Mais la recette que propose Dambisa Moyo pour mettre un terme à la pauvreté en Afrique est en totale opposition avec la pensée unique bienfaitrice relayée par les médias. Dambisa dénonce l’aide publique au développement et suggère une suppression totale des aides à destination de l’Afrique (sauf solidarité comme pour n’importe quel pays en cas de catastrophe naturelle). Les aides sont interprétées comme une vraie rente et n’incitent pas les gouvernements locaux à trouver des solutions pour insuffler une dynamique économique dans leur pays.

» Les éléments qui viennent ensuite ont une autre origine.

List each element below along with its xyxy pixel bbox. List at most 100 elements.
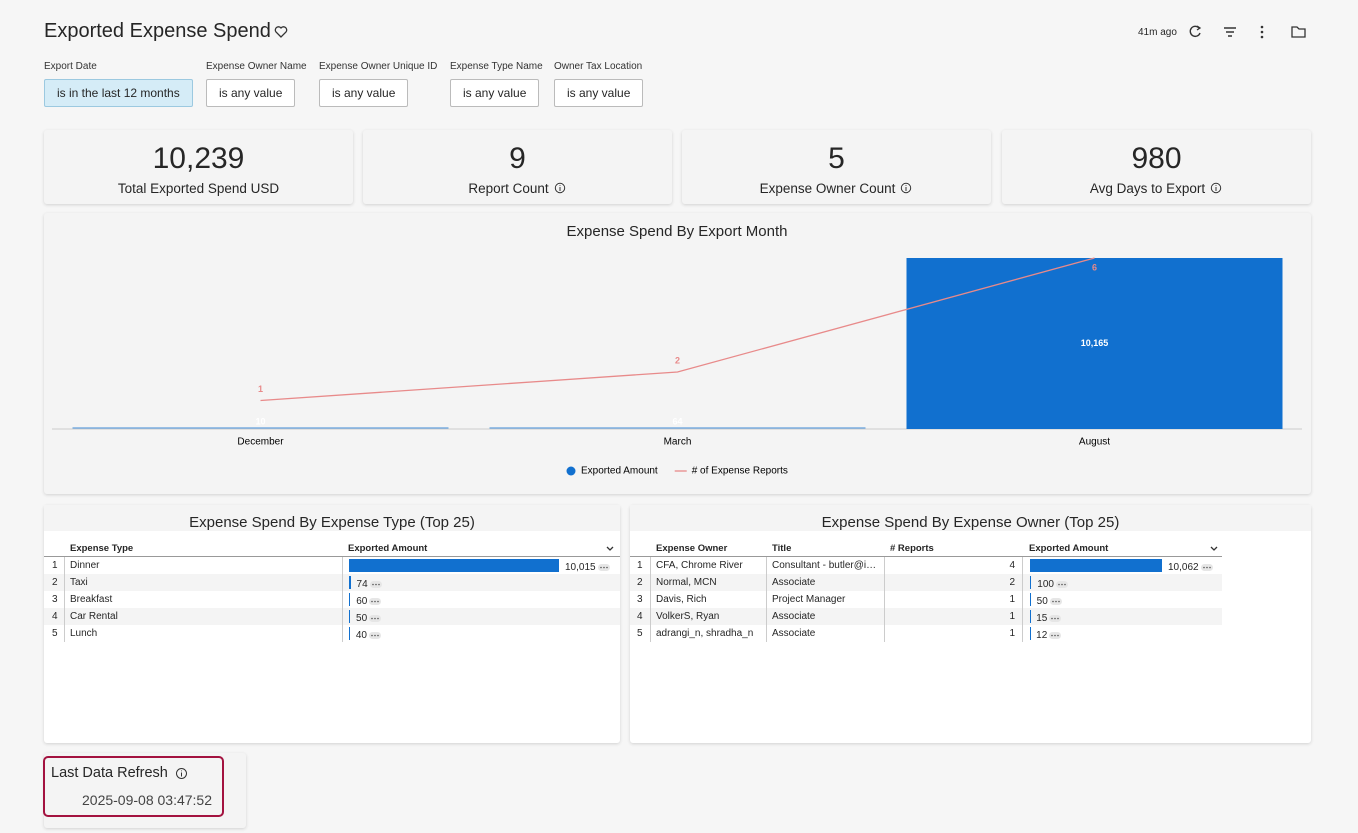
sort-icon[interactable] [1209, 544, 1219, 554]
dot [1054, 634, 1057, 637]
bar-label: 10,165 [1081, 338, 1109, 348]
filter-button[interactable]: is in the last 12 months [44, 79, 193, 107]
table-card: Expense Spend By Expense Type (Top 25) Ex… [44, 505, 620, 743]
table-row: 3 Davis, Rich Project Manager 1 50 [630, 591, 1222, 608]
dot [1051, 617, 1054, 620]
dot [377, 583, 380, 586]
line-label: 1 [258, 384, 263, 394]
refresh-title: Last Data Refresh [51, 765, 168, 781]
favorite-icon[interactable] [274, 25, 288, 39]
column-separator [64, 625, 65, 642]
more-button[interactable] [597, 564, 610, 571]
column-separator [1022, 574, 1023, 591]
info-icon[interactable] [175, 767, 188, 780]
table-cell: Dinner [70, 560, 100, 571]
amount-label: 10,015 [565, 562, 596, 573]
row-index: 1 [52, 560, 58, 571]
dot [1202, 566, 1205, 569]
column-separator [1022, 557, 1023, 574]
amount-label: 60 [356, 596, 368, 607]
refresh-card: Last Data Refresh 2025-09-08 03:47:52 [43, 753, 246, 828]
amount-bar [349, 627, 350, 640]
column-separator [766, 591, 767, 608]
more-button[interactable] [369, 615, 382, 622]
column-separator [766, 608, 767, 625]
chart: Expense Spend By Export Month December Ma… [52, 223, 1302, 477]
filter-button[interactable]: is any value [206, 79, 296, 107]
dot [374, 634, 376, 637]
info-icon[interactable] [900, 182, 912, 194]
filter-button[interactable]: is any value [554, 79, 644, 107]
dot [1057, 617, 1060, 620]
amount-bar [349, 576, 351, 589]
info-icon[interactable] [554, 182, 566, 194]
dot [1051, 600, 1054, 603]
filter-button[interactable]: is any value [450, 79, 540, 107]
column-header: Title [772, 543, 792, 554]
more-button[interactable] [368, 632, 381, 639]
amount-bar [1030, 559, 1162, 572]
info-circle [554, 182, 565, 194]
table-cell: adrangi_n, shradha_n [656, 628, 754, 639]
sort-glyph [606, 546, 614, 551]
table-row: 1 Dinner 10,015 [44, 557, 620, 574]
amount-label: 12 [1036, 630, 1048, 641]
more-button[interactable] [1049, 598, 1062, 605]
kpi-label: Total Exported Spend USD [44, 181, 353, 196]
table-row: 5 adrangi_n, shradha_n Associate 1 12 [630, 625, 1222, 642]
table-row: 2 Taxi 74 [44, 574, 620, 591]
amount-label: 40 [355, 630, 367, 641]
column-separator [650, 608, 651, 625]
table-cell: Consultant - butler@i… [772, 560, 877, 571]
toolbar[interactable] [1186, 24, 1311, 40]
line-label: 2 [675, 355, 680, 365]
page-title: Exported Expense Spend [44, 20, 271, 42]
row-index: 5 [637, 628, 643, 639]
filter-button[interactable]: is any value [319, 79, 409, 107]
info-wrap [1205, 182, 1223, 194]
table-title: Expense Spend By Expense Type (Top 25) [44, 505, 620, 531]
more-button[interactable] [369, 598, 382, 605]
more-button[interactable] [1200, 564, 1213, 571]
more-button[interactable] [369, 581, 382, 588]
report-count: 1 [1009, 628, 1015, 639]
sort-icon[interactable] [605, 544, 615, 554]
legend-label: Exported Amount [581, 466, 658, 477]
column-header: # Reports [890, 543, 934, 554]
column-separator [650, 625, 651, 642]
bar-label: 64 [672, 416, 682, 426]
column-header: Expense Type [70, 543, 134, 554]
table-cell: Taxi [70, 577, 88, 588]
column-separator [650, 591, 651, 608]
column-separator [766, 574, 767, 591]
row-index: 2 [637, 577, 643, 588]
bar [489, 427, 866, 429]
dot [602, 566, 605, 569]
column-separator [766, 557, 767, 574]
row-index: 4 [52, 611, 58, 622]
kpi-card: 980 Avg Days to Export [1002, 130, 1311, 204]
highlight-box [43, 756, 224, 817]
chart-card: Expense Spend By Export Month December Ma… [44, 213, 1311, 494]
more-button[interactable] [1049, 632, 1062, 639]
kpi-value: 9 [509, 142, 526, 175]
more-button[interactable] [1055, 581, 1068, 588]
dot [374, 617, 376, 620]
bar [72, 427, 449, 429]
info-circle [901, 182, 912, 194]
column-separator [64, 574, 65, 591]
amount-bar [349, 559, 559, 572]
info-wrap [895, 182, 913, 194]
dot [371, 600, 374, 603]
more-button[interactable] [1049, 615, 1062, 622]
info-icon[interactable] [1210, 182, 1222, 194]
table-row: 4 VolkerS, Ryan Associate 1 15 [630, 608, 1222, 625]
table-cell: Normal, MCN [656, 577, 717, 588]
dot [605, 566, 608, 569]
dot [1205, 566, 1208, 569]
kpi-label-text: Report Count [468, 181, 549, 196]
kpi-label-text: Avg Days to Export [1089, 181, 1206, 196]
table-header: Expense Owner Title # Reports Exported Amou… [630, 540, 1222, 557]
info-circle [1210, 182, 1222, 194]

Ce phénomène est illustré par la croissance des aides publiques des pays développés (1000 milliards de USD au cours des cinquante dernières années) et en même temps l’appauvrissement des pays d’Afrique (700 millions d’Africains vivent en dessous de 1 USD par jour, pire qu’il y a trente ans).
Aide = pauvreté, libre marché = développement
La solution est alors d’en finir avec le protectionnisme et d’autoriser l’Afrique à participer de manière juste au commerce mondial. Comment faire ? Arrêter de subventionner nos économies à l’image de la PAC. Les pays Africains auront alors une chance d’échanger avec les pays développés et ainsi connaître la croissance économique. Mais où va l’aide publique ? Elle est victime de détournements et de corruption par l’élite politique locale. Mais elle participe à l’inflation (la masse monétaire augmente mais pas la production), l’épargne se trouve découragée, et les investisseurs privés étrangers évincés.
La main invisible vient de Chine
L’aide publique des pays développés n’a pas contribué à la création d’emplois. Les investissements chinois oui ! Les chinois ne vont pas en Afrique par charité mais pour y faire du business et notamment tirer profit des matières premières. En pensant à leur propre intérêt, les investisseurs chinois ont contribué à développer une économie locale diversifiée (banque…) et ont une bonne image en Afrique. La Chine, pays également colonisé, s’est développé sans aide extérieure publique. Citons la femme de l’année 2009 pour conclure sur les bienfaits de l’aide publique au développement : « Il n’y a pas un seul pays qui soit sorti de la pauvreté grâce à l’aide publique ».
Dambisa Moyo, Auteur de « L’aide fatale » chez J-C Lattès.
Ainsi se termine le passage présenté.